Oh, had I missed it.

How often have we misinterpreted a situation in our life as thinking God was inactive, simply letting this terribly bad thing happen? “How could you?” we would cry out to God if we were honest about it. We face so many difficult situations: the wayward child whom we long to see come home, whatever “home” may mean; the job for which it takes everything in us to get out of bed in the morning; the injustices of the world that are so evil and enormous. Put your situation in the blank. “How could you let ______ happen?” we want to scream to God.

God didn’t allow Abraham to send Hagar and Ishmael away because He is a coldhearted God. Quite the opposite! It is because He had it covered. He had Hagar’s and Ishmael’s backs. They didn’t need to live in Abraham’s household to be taken care of. Why? Because God takes care of us. In fact, things might have gone from bad to worse in Abraham’s household, given the animosity between the two women.

From our perspective, that moment in Hagar’s and Ishmael’s lives looks disastrous and, honestly, very unfair. They had been evicted from their home, they had wandered in the desert long enough to run out of water, and death seemed imminent. Hagar was so distraught that she separated herself from Ishmael so that she wouldn’t need to watch him die.
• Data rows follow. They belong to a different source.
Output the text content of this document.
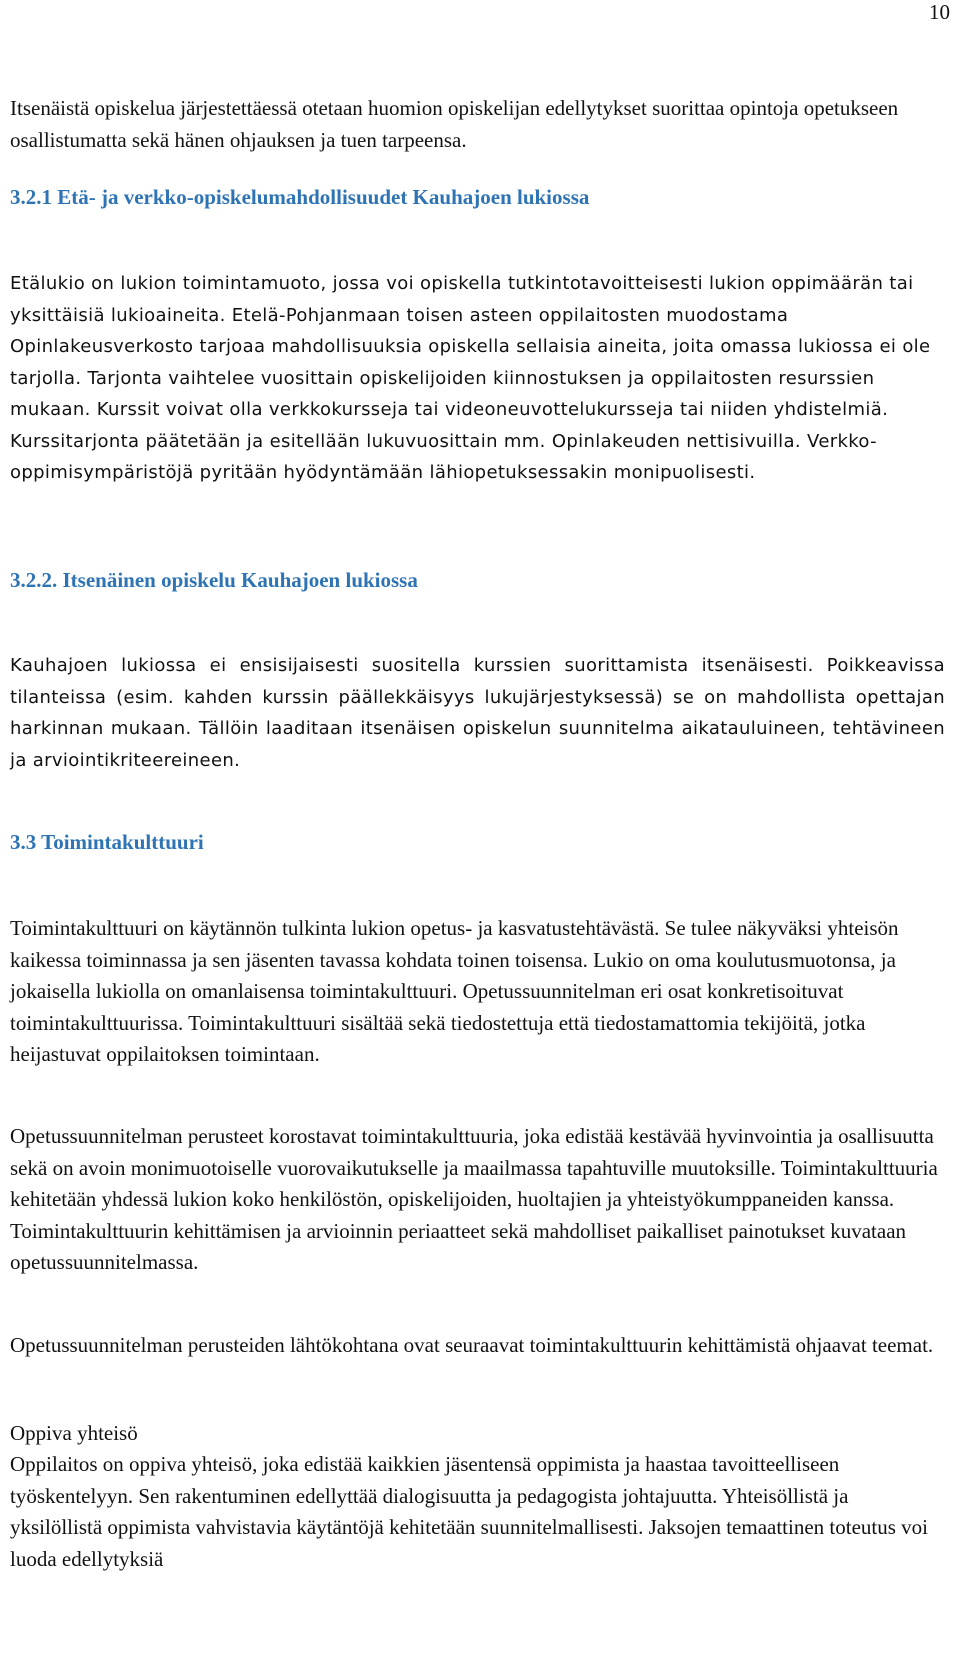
10

Itsenäistä opiskelua järjestettäessä otetaan huomion opiskelijan edellytykset suorittaa opintoja opetukseen osallistumatta sekä hänen ohjauksen ja tuen tarpeensa.

3.2.1 Etä- ja verkko-opiskelumahdollisuudet Kauhajoen lukiossa

Etälukio on lukion toimintamuoto, jossa voi opiskella tutkintotavoitteisesti lukion oppimäärän tai yksittäisiä lukioaineita. Etelä-Pohjanmaan toisen asteen oppilaitosten muodostama Opinlakeusverkosto tarjoaa mahdollisuuksia opiskella sellaisia aineita, joita omassa lukiossa ei ole tarjolla. Tarjonta vaihtelee vuosittain opiskelijoiden kiinnostuksen ja oppilaitosten resurssien mukaan. Kurssit voivat olla verkkokursseja tai videoneuvottelukursseja tai niiden yhdistelmiä. Kurssitarjonta päätetään ja esitellään lukuvuosittain mm. Opinlakeuden nettisivuilla. Verkko-oppimisympäristöjä pyritään hyödyntämään lähiopetuksessakin monipuolisesti.

3.2.2. Itsenäinen opiskelu Kauhajoen lukiossa

Kauhajoen lukiossa ei ensisijaisesti suositella kurssien suorittamista itsenäisesti. Poikkeavissa tilanteissa (esim. kahden kurssin päällekkäisyys lukujärjestyksessä) se on mahdollista opettajan harkinnan mukaan. Tällöin laaditaan itsenäisen opiskelun suunnitelma aikatauluineen, tehtävineen ja arviointikriteereineen.

3.3 Toimintakulttuuri

Toimintakulttuuri on käytännön tulkinta lukion opetus- ja kasvatustehtävästä. Se tulee näkyväksi yhteisön kaikessa toiminnassa ja sen jäsenten tavassa kohdata toinen toisensa. Lukio on oma koulutusmuotonsa, ja jokaisella lukiolla on omanlaisensa toimintakulttuuri. Opetussuunnitelman eri osat konkretisoituvat toimintakulttuurissa. Toimintakulttuuri sisältää sekä tiedostettuja että tiedostamattomia tekijöitä, jotka heijastuvat oppilaitoksen toimintaan.

Opetussuunnitelman perusteet korostavat toimintakulttuuria, joka edistää kestävää hyvinvointia ja osallisuutta sekä on avoin monimuotoiselle vuorovaikutukselle ja maailmassa tapahtuville muutoksille. Toimintakulttuuria kehitetään yhdessä lukion koko henkilöstön, opiskelijoiden, huoltajien ja yhteistyökumppaneiden kanssa. Toimintakulttuurin kehittämisen ja arvioinnin periaatteet sekä mahdolliset paikalliset painotukset kuvataan opetussuunnitelmassa.

Opetussuunnitelman perusteiden lähtökohtana ovat seuraavat toimintakulttuurin kehittämistä ohjaavat teemat.

Oppiva yhteisö

Oppilaitos on oppiva yhteisö, joka edistää kaikkien jäsentensä oppimista ja haastaa tavoitteelliseen työskentelyyn. Sen rakentuminen edellyttää dialogisuutta ja pedagogista johtajuutta. Yhteisöllistä ja yksilöllistä oppimista vahvistavia käytäntöjä kehitetään suunnitelmallisesti. Jaksojen temaattinen toteutus voi luoda edellytyksiä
At that very same moment, God saw an entirely different situation. Oh, that we would have His perspective to be able to see out of our difficult times.

Look at all the touches from God to Hagar and Ishmael in this passage:

  • verse 13: God promises to make Ishmael into a great nation also.
  • verse 17: God hears the cry of Ishmael and talks with Hagar.
  • verse 19: God shows Hagar a well of water.
  • verse 20: “God was with the boy [Ishmael] as he grew up.”
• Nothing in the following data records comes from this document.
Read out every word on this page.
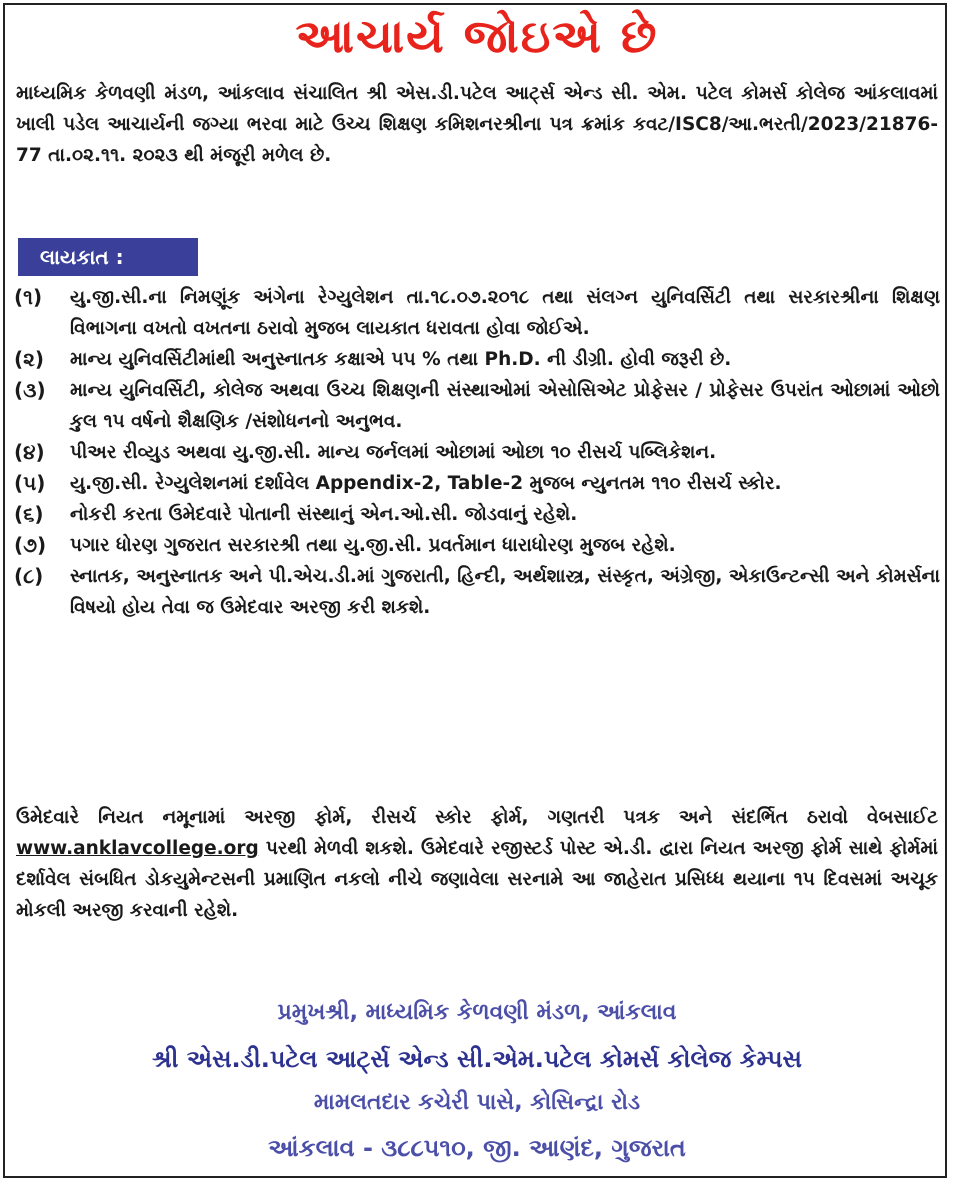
આચાર્ય જોઇએ છે
માધ્યમિક કેળવણી મંડળ, આંકલાવ સંચાલિત શ્રી એસ.ડી.પટેલ આર્ટ્સ એન્ડ સી. એમ. પટેલ કોમર્સ કોલેજ આંકલાવમાં ખાલી પડેલ આચાર્યની જગ્યા ભરવા માટે ઉચ્ચ શિક્ષણ કમિશનરશ્રીના પત્ર ક્રમાંક કવટ/ISC8/આ.ભરતી/2023/21876-77 તા.૦૨.૧૧. ૨૦૨૩ થી મંજૂરી મળેલ છે.
લાયકાત :
(૧)	યુ.જી.સી.ના નિમણૂંક અંગેના રેગ્યુલેશન તા.૧૮.૦૭.૨૦૧૮ તથા સંલગ્ન યુનિવર્સિટી તથા સરકારશ્રીના શિક્ષણ વિભાગના વખતો વખતના ઠરાવો મુજબ લાયકાત ધરાવતા હોવા જોઈએ.
(૨)	માન્ય યુનિવર્સિટીમાંથી અનુસ્નાતક કક્ષાએ ૫૫ % તથા Ph.D. ની ડીગ્રી. હોવી જરૂરી છે.
(૩)	માન્ય યુનિવર્સિટી, કોલેજ અથવા ઉચ્ચ શિક્ષણની સંસ્થાઓમાં એસોસિએટ પ્રોફેસર / પ્રોફેસર ઉપરાંત ઓછામાં ઓછો કુલ ૧૫ વર્ષનો શૈક્ષણિક /સંશોધનનો અનુભવ.
(૪)	પીઅર રીવ્યુડ અથવા યુ.જી.સી. માન્ય જર્નલમાં ઓછામાં ઓછા ૧૦ રીસર્ચ પબ્લિકેશન.
(૫)	યુ.જી.સી. રેગ્યુલેશનમાં દર્શાવેલ Appendix-2, Table-2 મુજબ ન્યુનતમ ૧૧૦ રીસર્ચ સ્કોર.
(૬)	નોકરી કરતા ઉમેદવારે પોતાની સંસ્થાનું એન.ઓ.સી. જોડવાનું રહેશે.
(૭)	પગાર ધોરણ ગુજરાત સરકારશ્રી તથા યુ.જી.સી. પ્રવર્તમાન ધારાધોરણ મુજબ રહેશે.
(૮)	સ્નાતક, અનુસ્નાતક અને પી.એચ.ડી.માં ગુજરાતી, હિન્દી, અર્થશાસ્ત્ર, સંસ્કૃત, અંગ્રેજી, એકાઉન્ટન્સી અને કોમર્સના વિષયો હોય તેવા જ ઉમેદવાર અરજી કરી શકશે.
ઉમેદવારે નિયત નમૂનામાં અરજી ફોર્મ, રીસર્ચ સ્કોર ફોર્મ, ગણતરી પત્રક અને સંદર્ભિત ઠરાવો વેબસાઈટ www.anklavcollege.org પરથી મેળવી શકશે. ઉમેદવારે રજીસ્ટર્ડ પોસ્ટ એ.ડી. દ્વારા નિયત અરજી ફોર્મ સાથે ફોર્મમાં દર્શાવેલ સંબધિત ડોકયુમેન્ટસની પ્રમાણિત નકલો નીચે જણાવેલા સરનામે આ જાહેરાત પ્રસિધ્ધ થયાના ૧૫ દિવસમાં અચૂક મોકલી અરજી કરવાની રહેશે.
પ્રમુખશ્રી, માધ્યમિક કેળવણી મંડળ, આંકલાવ
શ્રી એસ.ડી.પટેલ આર્ટ્સ એન્ડ સી.એમ.પટેલ કોમર્સ કોલેજ કેમ્પસ
મામલતદાર કચેરી પાસે, કોસિન્દ્રા રોડ
આંકલાવ - ૩૮૮૫૧૦, જી. આણંદ, ગુજરાત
God didn’t allow Hagar and Ishmael to be sent away for them to die. Not at all. He was with them the whole time, watching out for them. Hagar thought they were out of water, but God showed her a well. She thought her son was going to die, but God already knew that Ishmael’s descendants would become a great nation, and He was with Ishmael as he grew up. What if we could take our eyes off of the cracks in the dry ground and see the well of water God has provided?

Digging Deeper

Reflect on these questions. If you have time, journal your answers.

  1. Which situation in your life came to your mind as you read today’s devotion? Name it. Describe it.
  2. All Hagar could see was the empty skin of water and her son about to die. What do you see in your situation?
  3. Hagar lifted up her voice and wept. Plead and scream to God about your situation. The psalmists did this. You can, too.
  4. God, who seemed very far off, was, in fact, paying attention. He encouraged Hagar to lift up the boy, and He showed Hagar a well of water. Had that well been there the entire time? Had Hagar not been able to see it because her vision was so clouded by very valid emotions? We do not know. Consider this concept for your situation. Is it so desperate and uncertain that you cannot see out of it? Your situation may very well be extremely serious. Even so, ask God to show you the well of water.

Extra Info!

We often miss the passage in Genesis 25:9, where the two brothers–Isaac and Ishmael–come together to bury their father, Abraham. The implication is that the siblings stayed in touch. Somehow that does my heart good. They found a way, despite their family’s dysfunction, to talk with each other. It is later in chapter 25 that we learn of the hostility of Ishmael’s sons toward everyone.